Most of us have a vision in our minds of the perfect Christmas: family gathered around, a clean and sparkling house, a beautifully adorned Christmas tree with piles of lovingly chosen presents underneath, a feast for the eyes and the table, scents of roasting turkey or ham, pumpkin pies, apple cider, everyone marvelously getting along like the end of a made-for-TV movie.
But what if that’s not reality this year?
What if one member is in prison? Or the hospital? Or overseas or across the country? Or in heaven?
What if a lost job or a major medical expense has led to a depleted bank account and bare cupboards?

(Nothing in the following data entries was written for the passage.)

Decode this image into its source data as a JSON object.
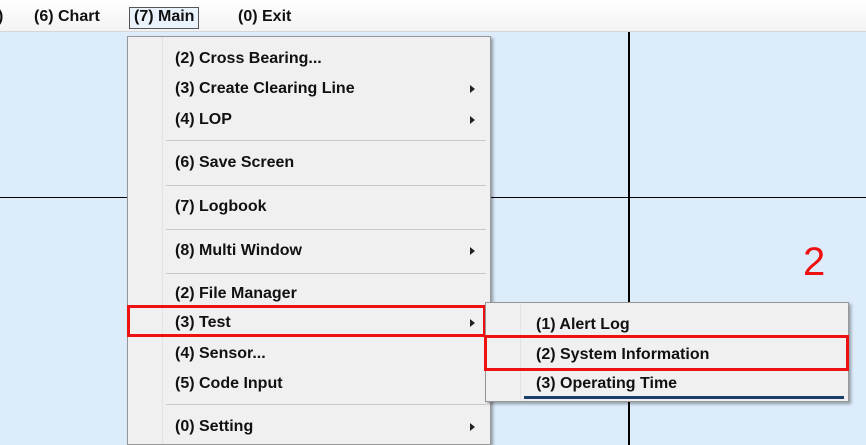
{
  "menubar": {
    "partial_left": ")",
    "chart": "(6) Chart",
    "main": "(7) Main",
    "exit": "(0) Exit"
  },
  "main_menu": {
    "items": [
      {
        "label": "(2) Cross Bearing...",
        "submenu": false
      },
      {
        "label": "(3) Create Clearing Line",
        "submenu": true
      },
      {
        "label": "(4) LOP",
        "submenu": true
      },
      {
        "label": "(6) Save Screen",
        "submenu": false
      },
      {
        "label": "(7) Logbook",
        "submenu": false
      },
      {
        "label": "(8) Multi Window",
        "submenu": true
      },
      {
        "label": "(2) File Manager",
        "submenu": false
      },
      {
        "label": "(3) Test",
        "submenu": true,
        "highlighted": true
      },
      {
        "label": "(4) Sensor...",
        "submenu": false
      },
      {
        "label": "(5) Code Input",
        "submenu": false
      },
      {
        "label": "(0) Setting",
        "submenu": true
      }
    ]
  },
  "test_submenu": {
    "items": [
      {
        "label": "(1) Alert Log"
      },
      {
        "label": "(2) System Information",
        "highlighted": true
      },
      {
        "label": "(3) Operating Time"
      }
    ]
  },
  "annotation": {
    "step_number": "2",
    "highlight_color": "#e11111"
  }
}
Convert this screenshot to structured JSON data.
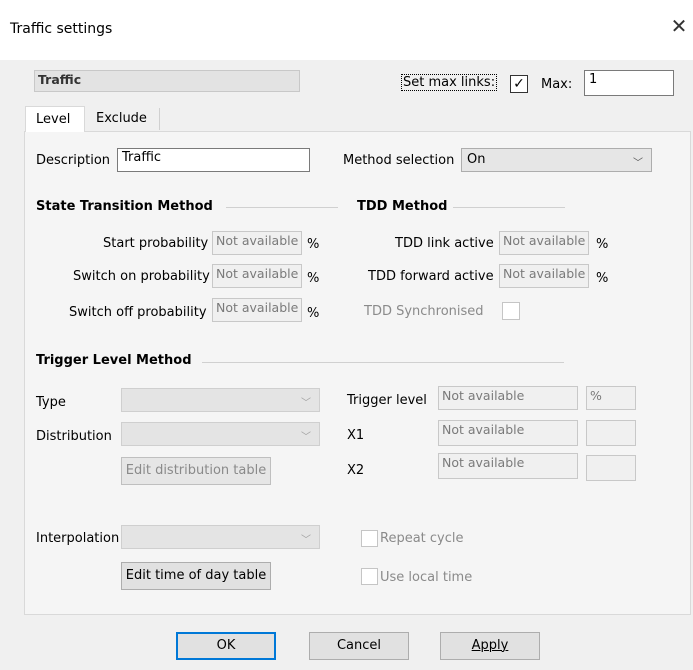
{
  "window": {
    "title": "Traffic settings",
    "close_glyph": "✕"
  },
  "header": {
    "name_field": "Traffic",
    "set_max_links_label": "Set max links:",
    "set_max_links_checked": true,
    "max_label": "Max:",
    "max_value": "1"
  },
  "tabs": [
    {
      "label": "Level",
      "active": true
    },
    {
      "label": "Exclude",
      "active": false
    }
  ],
  "description": {
    "label": "Description",
    "value": "Traffic"
  },
  "method_selection": {
    "label": "Method selection",
    "value": "On"
  },
  "state_transition": {
    "title": "State Transition Method",
    "rows": [
      {
        "label": "Start probability",
        "value": "Not available",
        "unit": "%"
      },
      {
        "label": "Switch on probability",
        "value": "Not available",
        "unit": "%"
      },
      {
        "label": "Switch off probability",
        "value": "Not available",
        "unit": "%"
      }
    ]
  },
  "tdd": {
    "title": "TDD Method",
    "rows": [
      {
        "label": "TDD link active",
        "value": "Not available",
        "unit": "%"
      },
      {
        "label": "TDD forward active",
        "value": "Not available",
        "unit": "%"
      }
    ],
    "synchronised_label": "TDD Synchronised"
  },
  "trigger": {
    "title": "Trigger Level Method",
    "type_label": "Type",
    "distribution_label": "Distribution",
    "edit_distribution_button": "Edit distribution table",
    "trigger_level_label": "Trigger level",
    "trigger_level_value": "Not available",
    "trigger_level_unit": "%",
    "x1_label": "X1",
    "x1_value": "Not available",
    "x2_label": "X2",
    "x2_value": "Not available"
  },
  "interpolation": {
    "label": "Interpolation",
    "edit_time_button": "Edit time of day table",
    "repeat_cycle_label": "Repeat cycle",
    "use_local_time_label": "Use local time"
  },
  "footer": {
    "ok": "OK",
    "cancel": "Cancel",
    "apply": "Apply"
  },
  "icons": {
    "check": "✓",
    "chevron": "﹀"
  }
}
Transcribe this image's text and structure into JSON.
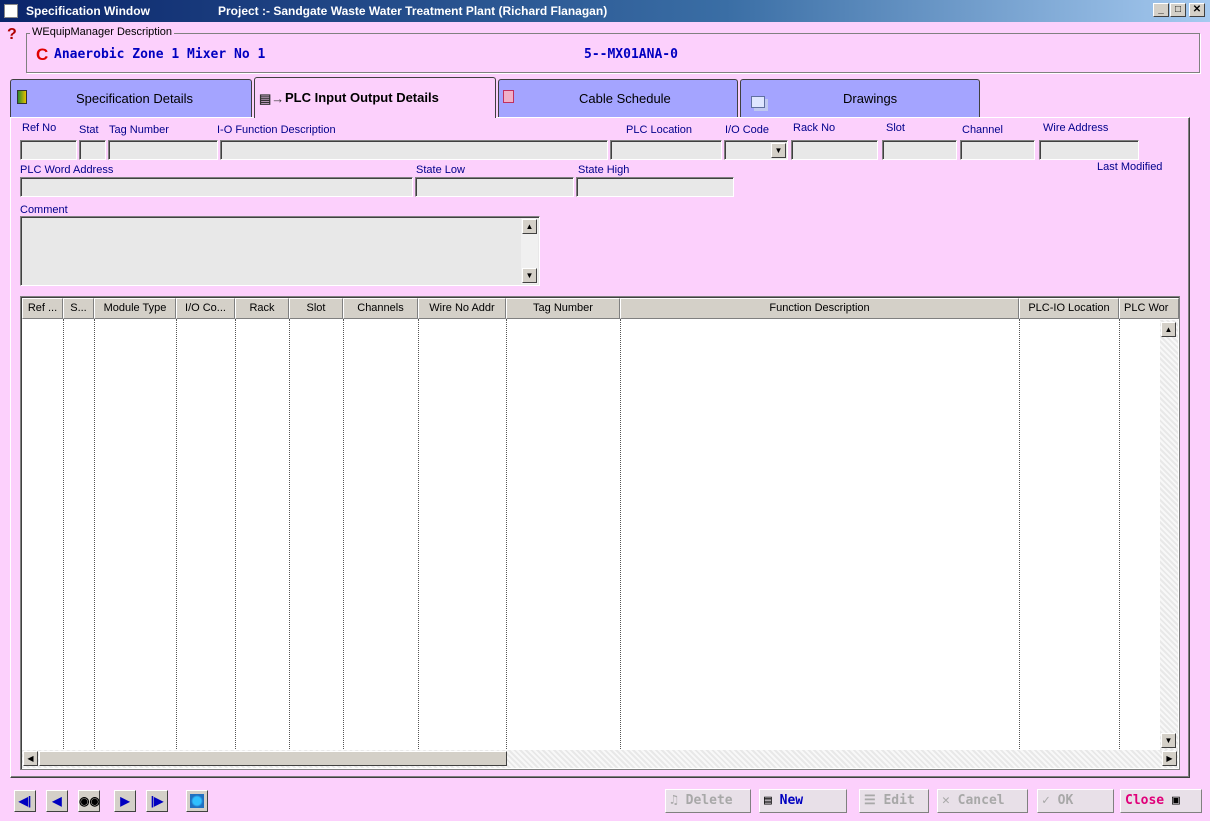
{
  "window": {
    "title": "Specification Window",
    "project": "Project :- Sandgate Waste Water Treatment Plant (Richard Flanagan)",
    "min": "_",
    "max": "□",
    "close": "✕"
  },
  "description_group": {
    "label": "WEquipManager Description",
    "help_glyph": "?",
    "status_glyph": "C",
    "description": "Anaerobic Zone 1 Mixer No 1",
    "code": "5--MX01ANA-0"
  },
  "tabs": [
    {
      "label": "Specification Details",
      "icon": "book-icon"
    },
    {
      "label": "PLC Input Output Details",
      "icon": "plc-io-icon",
      "active": true
    },
    {
      "label": "Cable Schedule",
      "icon": "cable-icon"
    },
    {
      "label": "Drawings",
      "icon": "drawings-icon"
    }
  ],
  "form": {
    "ref_no": "Ref No",
    "stat": "Stat",
    "tag_number": "Tag Number",
    "io_function": "I-O Function Description",
    "plc_location": "PLC Location",
    "io_code": "I/O Code",
    "rack_no": "Rack No",
    "slot": "Slot",
    "channel": "Channel",
    "wire_address": "Wire Address",
    "plc_word_address": "PLC Word Address",
    "state_low": "State Low",
    "state_high": "State High",
    "last_modified": "Last Modified",
    "comment": "Comment"
  },
  "grid": {
    "columns": [
      "Ref ...",
      "S...",
      "Module Type",
      "I/O Co...",
      "Rack",
      "Slot",
      "Channels",
      "Wire No Addr",
      "Tag Number",
      "Function Description",
      "PLC-IO Location",
      "PLC Wor"
    ],
    "rows": []
  },
  "navigation": [
    "first-record-icon",
    "previous-record-icon",
    "find-icon",
    "next-record-icon",
    "last-record-icon",
    "refresh-icon"
  ],
  "actions": {
    "delete": "Delete",
    "new": "New",
    "edit": "Edit",
    "cancel": "Cancel",
    "ok": "OK",
    "close": "Close"
  },
  "colors": {
    "background": "#fcd0fc",
    "tab": "#a4a4ff",
    "title_start": "#0a246a",
    "label_blue": "#00008b",
    "close_pink": "#e0007a"
  }
}
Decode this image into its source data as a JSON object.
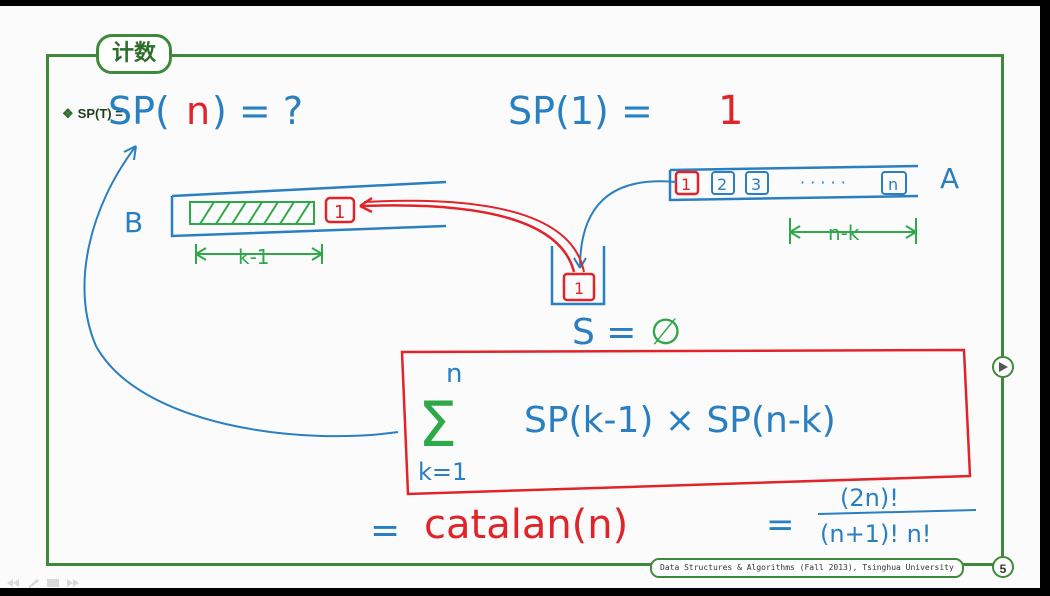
{
  "slide": {
    "title": "计数",
    "bullet_marker": "❖",
    "bullet_text": "SP(T) =",
    "footer": "Data Structures & Algorithms (Fall 2013), Tsinghua University",
    "page_number": "5"
  },
  "annotations": {
    "sp_n": "SP(",
    "sp_n_var": "n",
    "sp_n_tail": ") = ?",
    "sp_1": "SP(1) =",
    "sp_1_val": "1",
    "label_b": "B",
    "label_a": "A",
    "label_k_minus_1": "k-1",
    "label_n_minus_k": "n-k",
    "stack_label_s": "S =",
    "stack_label_empty": "∅",
    "elem_1": "1",
    "elem_2": "2",
    "elem_3": "3",
    "elem_dots": "· · · · ·",
    "elem_n": "n",
    "sum_upper": "n",
    "sum_symbol": "Σ",
    "sum_lower": "k=1",
    "sum_body": "SP(k-1) × SP(n-k)",
    "catalan_eq": "=",
    "catalan_text": "catalan(n)",
    "equals": "=",
    "fraction_num": "(2n)!",
    "fraction_den": "(n+1)! n!"
  },
  "colors": {
    "frame_green": "#3f8a3a",
    "ink_blue": "#2a7fc1",
    "ink_red": "#e0242a",
    "ink_green": "#2fa84a"
  },
  "toolbar": {
    "icons": [
      "prev-icon",
      "pen-icon",
      "menu-icon",
      "next-icon"
    ]
  }
}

What if grief overshadows joy?
Is Christmas then ruined?
Let’s go back to that first Christmas.
Mary and Joseph away from home in a strange city. They did not have a beautifully decorated house: they did not even have a hotel room. The only scents of the season were those of nearby animals. Mary, as a young, first-time mother, did not have the blessing of a modern hospital and sanitary conditions, a skilled nursing staff and childbirth training. Giving birth was painful and messy. If Joseph was her lone attendant, he would have been out of his element helping a woman deliver a baby. Perhaps he was dismayed or frustrated that he could not provide better for her in her moment of need. And after the blessed relief of a healthy child safely born, there was little acknowledgment of this Child. The shepherds, Simeon and Anna, and, later on, the wise men rejoiced in who He was. But soon the young parents would face the danger of a king bent on killing the Child in their care. Mary’s reputation would suffer as many thought her Child was illegitimate. The ominous promise hung over her head that a sword would pierce through Mary’s own soul.
What did Mary and Joseph have then, that lonely, uncomfortable, smelly night? They had the Child of promise. A Child whom they were told to name Jesus, which means “Jehovah saves.” His very name is a promise. He would reconcile them to God by taking care of their greatest need: He would “save His people from their sins.” They had the realization that this Child was the long-awaited and longed-for Messiah, the King, the Son of the Highest. What cause for joy and wonder! They had no idea how it would all work out. But they had the promise, and because of the promise, they had hope.
It’s certainly not wrong to enjoy a decorated tree, presents, wonderful food, and family gathered. But we can celebrate Christmas even all of those elements are missing or less than ideal. We can celebrate in our own hearts and with those around us that same promise, that same hope. Like Mary, we can treasure these things and ponder them in our hearts. Like the shepherds, we can make “known the saying that had been told them concerning this child” and go back to daily life “glorifying and praising God for all they had heard and seen, as it had been told them” (Luke 2: 17-20). If all we have is faith in Jesus’ fulfillment of the hope and promise of that first Christmas, we are blessed indeed.